Notatka liryczna, wyznanie napisane nie w liście do konkretnego adresata, a w
wierszu (tak, aby się stało rodzajem listu otwartego, adresowanego do
wszystkich, którzy podobnych uczuć doświadczają). Nie gotowy, wykończony w
szczegółach obraz, a po prostu szkic do niego – wykonany po to, aby człowiek
wrażliwy mógł na ten szkic nanieść barwy i tonacje własnego
wzruszenia i przeżycia. Próba wciągnięcia czytelnika w żywioł wiersza,
propozycja, aby przeżył go razem z autorem.
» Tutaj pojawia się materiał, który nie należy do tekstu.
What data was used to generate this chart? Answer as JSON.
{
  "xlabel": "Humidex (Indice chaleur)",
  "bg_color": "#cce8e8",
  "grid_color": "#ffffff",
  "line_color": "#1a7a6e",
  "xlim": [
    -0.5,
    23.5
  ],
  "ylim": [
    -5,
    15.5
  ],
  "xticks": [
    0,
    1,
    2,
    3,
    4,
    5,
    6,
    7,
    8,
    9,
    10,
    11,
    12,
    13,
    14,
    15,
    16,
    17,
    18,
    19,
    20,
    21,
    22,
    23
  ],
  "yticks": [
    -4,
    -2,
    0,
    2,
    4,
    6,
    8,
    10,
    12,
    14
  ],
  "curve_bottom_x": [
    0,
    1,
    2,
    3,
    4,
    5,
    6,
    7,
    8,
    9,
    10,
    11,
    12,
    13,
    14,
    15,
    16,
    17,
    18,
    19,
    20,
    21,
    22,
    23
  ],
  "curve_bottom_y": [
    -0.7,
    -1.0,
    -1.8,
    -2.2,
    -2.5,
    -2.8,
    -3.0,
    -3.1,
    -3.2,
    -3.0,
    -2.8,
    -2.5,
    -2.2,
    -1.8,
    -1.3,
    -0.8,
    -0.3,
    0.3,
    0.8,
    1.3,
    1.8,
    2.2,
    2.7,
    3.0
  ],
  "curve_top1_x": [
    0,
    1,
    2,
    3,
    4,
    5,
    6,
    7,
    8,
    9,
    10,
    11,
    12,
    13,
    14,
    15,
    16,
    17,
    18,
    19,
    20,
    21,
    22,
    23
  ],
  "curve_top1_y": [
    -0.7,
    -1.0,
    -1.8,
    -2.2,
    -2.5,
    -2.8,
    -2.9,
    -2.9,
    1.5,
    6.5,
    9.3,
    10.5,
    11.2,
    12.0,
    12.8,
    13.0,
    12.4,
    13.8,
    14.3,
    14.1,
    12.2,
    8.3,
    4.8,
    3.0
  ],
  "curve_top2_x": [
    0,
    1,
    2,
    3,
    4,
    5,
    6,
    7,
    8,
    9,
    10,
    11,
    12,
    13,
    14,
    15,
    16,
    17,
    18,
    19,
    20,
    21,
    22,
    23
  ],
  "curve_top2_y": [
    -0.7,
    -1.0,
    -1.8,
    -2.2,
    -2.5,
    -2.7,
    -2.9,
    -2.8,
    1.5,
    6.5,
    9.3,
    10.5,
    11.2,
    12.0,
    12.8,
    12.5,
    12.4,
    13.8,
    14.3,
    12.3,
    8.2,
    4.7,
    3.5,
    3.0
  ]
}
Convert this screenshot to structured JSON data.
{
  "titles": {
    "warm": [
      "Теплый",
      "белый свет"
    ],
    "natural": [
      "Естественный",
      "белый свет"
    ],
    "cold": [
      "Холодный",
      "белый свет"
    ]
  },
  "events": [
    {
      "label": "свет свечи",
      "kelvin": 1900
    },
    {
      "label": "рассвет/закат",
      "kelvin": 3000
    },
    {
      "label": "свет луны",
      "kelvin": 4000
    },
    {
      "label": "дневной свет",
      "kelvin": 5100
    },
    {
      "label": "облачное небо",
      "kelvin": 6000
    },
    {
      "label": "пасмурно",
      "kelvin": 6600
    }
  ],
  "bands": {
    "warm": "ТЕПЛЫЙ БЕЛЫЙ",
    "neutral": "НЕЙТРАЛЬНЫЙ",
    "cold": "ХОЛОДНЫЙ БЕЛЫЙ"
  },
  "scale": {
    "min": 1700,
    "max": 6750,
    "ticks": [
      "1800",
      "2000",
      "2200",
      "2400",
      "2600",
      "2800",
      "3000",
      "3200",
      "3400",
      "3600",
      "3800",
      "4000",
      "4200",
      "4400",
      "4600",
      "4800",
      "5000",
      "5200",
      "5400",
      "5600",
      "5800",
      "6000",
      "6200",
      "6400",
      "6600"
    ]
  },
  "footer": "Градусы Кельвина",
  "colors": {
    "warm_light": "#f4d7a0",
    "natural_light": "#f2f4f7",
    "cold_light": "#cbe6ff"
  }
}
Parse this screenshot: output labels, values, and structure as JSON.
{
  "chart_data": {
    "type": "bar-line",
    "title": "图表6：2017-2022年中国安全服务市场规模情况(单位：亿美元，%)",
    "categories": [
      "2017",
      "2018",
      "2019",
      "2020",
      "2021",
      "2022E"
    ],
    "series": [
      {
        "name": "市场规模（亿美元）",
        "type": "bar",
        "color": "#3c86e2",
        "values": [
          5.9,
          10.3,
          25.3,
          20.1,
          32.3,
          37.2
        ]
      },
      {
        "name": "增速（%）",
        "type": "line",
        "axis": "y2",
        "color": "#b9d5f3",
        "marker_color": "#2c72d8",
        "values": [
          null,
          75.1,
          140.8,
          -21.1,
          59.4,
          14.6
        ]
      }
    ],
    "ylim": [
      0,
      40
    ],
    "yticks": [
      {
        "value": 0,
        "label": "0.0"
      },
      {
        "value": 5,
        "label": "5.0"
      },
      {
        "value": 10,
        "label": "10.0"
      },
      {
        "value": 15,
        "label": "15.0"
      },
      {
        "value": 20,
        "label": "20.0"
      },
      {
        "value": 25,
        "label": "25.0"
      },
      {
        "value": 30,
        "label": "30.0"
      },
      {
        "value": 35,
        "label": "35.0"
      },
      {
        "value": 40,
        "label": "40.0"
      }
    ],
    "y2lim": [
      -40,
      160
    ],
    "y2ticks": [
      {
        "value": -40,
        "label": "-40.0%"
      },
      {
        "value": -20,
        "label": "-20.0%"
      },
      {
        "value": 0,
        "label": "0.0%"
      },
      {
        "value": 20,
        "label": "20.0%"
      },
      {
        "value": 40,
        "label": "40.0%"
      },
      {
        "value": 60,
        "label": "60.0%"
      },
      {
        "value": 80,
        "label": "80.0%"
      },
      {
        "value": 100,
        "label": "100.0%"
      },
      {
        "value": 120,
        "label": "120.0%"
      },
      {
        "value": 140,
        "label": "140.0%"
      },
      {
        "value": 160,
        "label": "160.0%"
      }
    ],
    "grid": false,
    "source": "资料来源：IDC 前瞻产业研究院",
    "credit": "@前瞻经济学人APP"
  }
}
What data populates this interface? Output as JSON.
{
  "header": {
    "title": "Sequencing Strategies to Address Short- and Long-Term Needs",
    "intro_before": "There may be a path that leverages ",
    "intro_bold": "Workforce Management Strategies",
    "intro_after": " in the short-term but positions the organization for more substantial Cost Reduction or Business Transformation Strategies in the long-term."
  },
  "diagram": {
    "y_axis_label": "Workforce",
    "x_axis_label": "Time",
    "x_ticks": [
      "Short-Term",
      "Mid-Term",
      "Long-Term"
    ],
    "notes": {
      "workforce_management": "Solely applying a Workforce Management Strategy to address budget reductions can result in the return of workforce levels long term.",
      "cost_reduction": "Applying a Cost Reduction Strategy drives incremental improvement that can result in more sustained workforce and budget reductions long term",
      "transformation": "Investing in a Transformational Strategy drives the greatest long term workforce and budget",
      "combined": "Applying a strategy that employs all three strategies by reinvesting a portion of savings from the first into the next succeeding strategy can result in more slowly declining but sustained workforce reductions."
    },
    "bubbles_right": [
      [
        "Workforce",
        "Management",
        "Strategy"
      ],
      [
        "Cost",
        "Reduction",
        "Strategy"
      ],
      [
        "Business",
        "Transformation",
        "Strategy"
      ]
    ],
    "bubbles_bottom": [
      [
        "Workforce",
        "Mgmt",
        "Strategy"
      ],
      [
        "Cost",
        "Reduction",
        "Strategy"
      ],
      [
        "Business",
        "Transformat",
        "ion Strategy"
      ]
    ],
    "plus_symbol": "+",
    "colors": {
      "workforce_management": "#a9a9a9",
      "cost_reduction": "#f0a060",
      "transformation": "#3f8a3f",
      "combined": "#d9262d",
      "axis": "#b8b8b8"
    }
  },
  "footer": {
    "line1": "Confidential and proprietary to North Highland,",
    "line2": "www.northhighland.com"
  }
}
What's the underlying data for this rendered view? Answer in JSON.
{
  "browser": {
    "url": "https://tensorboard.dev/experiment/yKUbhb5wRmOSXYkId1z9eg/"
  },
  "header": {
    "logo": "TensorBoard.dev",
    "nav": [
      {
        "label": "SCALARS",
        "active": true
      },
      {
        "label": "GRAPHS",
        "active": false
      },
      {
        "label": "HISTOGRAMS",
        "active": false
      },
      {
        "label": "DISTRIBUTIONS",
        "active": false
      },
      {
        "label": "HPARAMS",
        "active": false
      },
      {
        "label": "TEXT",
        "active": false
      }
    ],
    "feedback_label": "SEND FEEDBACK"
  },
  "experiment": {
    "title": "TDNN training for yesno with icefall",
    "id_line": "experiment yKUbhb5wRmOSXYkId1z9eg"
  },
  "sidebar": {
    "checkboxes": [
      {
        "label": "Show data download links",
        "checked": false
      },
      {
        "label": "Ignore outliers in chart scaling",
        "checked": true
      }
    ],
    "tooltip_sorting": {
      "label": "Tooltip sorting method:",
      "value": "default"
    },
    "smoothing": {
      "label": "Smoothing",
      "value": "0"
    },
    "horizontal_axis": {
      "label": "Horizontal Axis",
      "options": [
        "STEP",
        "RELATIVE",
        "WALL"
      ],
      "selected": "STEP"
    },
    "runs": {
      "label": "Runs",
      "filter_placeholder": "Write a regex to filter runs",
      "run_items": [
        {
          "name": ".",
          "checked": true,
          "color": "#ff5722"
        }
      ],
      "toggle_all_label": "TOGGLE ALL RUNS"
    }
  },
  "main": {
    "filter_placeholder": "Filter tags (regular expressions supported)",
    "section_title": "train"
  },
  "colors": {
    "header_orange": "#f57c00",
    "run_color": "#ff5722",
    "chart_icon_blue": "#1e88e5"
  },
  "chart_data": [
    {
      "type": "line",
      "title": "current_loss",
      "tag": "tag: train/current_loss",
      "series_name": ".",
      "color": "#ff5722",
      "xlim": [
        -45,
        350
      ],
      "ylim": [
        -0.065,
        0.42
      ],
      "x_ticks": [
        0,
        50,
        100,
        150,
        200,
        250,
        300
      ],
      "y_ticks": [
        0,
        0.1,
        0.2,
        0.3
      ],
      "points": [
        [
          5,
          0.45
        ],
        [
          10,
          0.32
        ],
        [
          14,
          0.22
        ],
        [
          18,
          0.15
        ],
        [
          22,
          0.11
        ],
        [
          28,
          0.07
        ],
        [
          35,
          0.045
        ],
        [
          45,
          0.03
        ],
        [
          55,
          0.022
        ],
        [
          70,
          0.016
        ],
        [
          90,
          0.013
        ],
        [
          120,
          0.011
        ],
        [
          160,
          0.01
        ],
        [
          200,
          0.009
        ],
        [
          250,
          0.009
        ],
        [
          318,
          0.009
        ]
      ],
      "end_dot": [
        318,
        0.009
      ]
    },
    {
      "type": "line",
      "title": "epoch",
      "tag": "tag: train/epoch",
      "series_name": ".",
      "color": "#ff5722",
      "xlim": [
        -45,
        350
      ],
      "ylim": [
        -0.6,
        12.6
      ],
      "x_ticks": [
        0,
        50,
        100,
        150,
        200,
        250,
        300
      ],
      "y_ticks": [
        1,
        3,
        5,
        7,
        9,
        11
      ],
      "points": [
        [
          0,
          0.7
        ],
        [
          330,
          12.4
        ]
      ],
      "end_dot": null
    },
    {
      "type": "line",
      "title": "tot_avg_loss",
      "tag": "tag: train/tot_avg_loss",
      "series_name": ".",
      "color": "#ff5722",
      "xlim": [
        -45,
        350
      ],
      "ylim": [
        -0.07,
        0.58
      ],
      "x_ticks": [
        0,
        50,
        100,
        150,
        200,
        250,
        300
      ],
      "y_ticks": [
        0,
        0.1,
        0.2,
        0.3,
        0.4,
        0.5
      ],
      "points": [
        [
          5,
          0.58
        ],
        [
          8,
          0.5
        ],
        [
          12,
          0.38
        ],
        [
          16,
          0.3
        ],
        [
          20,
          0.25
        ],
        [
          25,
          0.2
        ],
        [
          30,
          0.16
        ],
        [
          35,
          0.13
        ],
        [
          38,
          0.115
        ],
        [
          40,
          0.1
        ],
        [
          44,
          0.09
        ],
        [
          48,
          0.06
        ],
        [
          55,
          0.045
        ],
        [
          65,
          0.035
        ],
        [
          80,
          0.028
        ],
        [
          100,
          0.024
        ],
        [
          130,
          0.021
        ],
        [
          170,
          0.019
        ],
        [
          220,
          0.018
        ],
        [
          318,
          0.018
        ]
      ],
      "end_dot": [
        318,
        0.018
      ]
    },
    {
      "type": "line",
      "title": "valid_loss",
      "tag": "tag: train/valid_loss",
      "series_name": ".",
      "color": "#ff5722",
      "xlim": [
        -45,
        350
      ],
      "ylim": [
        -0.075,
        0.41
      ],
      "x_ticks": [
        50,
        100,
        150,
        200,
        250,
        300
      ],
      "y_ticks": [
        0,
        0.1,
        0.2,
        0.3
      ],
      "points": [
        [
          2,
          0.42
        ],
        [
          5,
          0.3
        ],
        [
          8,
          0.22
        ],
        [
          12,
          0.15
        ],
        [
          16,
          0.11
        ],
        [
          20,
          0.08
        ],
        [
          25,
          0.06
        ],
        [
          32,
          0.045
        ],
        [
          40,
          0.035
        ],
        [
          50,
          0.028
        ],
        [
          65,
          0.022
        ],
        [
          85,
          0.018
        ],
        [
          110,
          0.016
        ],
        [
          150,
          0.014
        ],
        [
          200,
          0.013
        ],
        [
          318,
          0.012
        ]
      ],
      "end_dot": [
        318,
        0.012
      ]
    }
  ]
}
Próba czytelna, prosta i... nieśmiała.
Skromna, co cenić trzeba w epoce zawłaszczania, dyktowania i wszechwładnych
mód.
Elik Aimée złożyła tom z pastelowych, jasnych pejzaży i prostych ludzkich
zwierzeń. Pejzaże nasycone są nie tylko klimatem, ale i osobistym przeżyciem.
Liryki mogą się stać dla czytelnika tak własne, jak osobiste są dla
autorki, która wie, że szansa poezji polega na powtarzalności ludzkich uczuć.
Wszyscy czujemy i przeżywamy to samo i tak samo, ale niektórzy z nas muszą to
napisać z nadzieją, że nie tylko ich to dotyczy...
Myślę, że w tym przypadku mamy do czynienia z nadzieją uzasadnioną.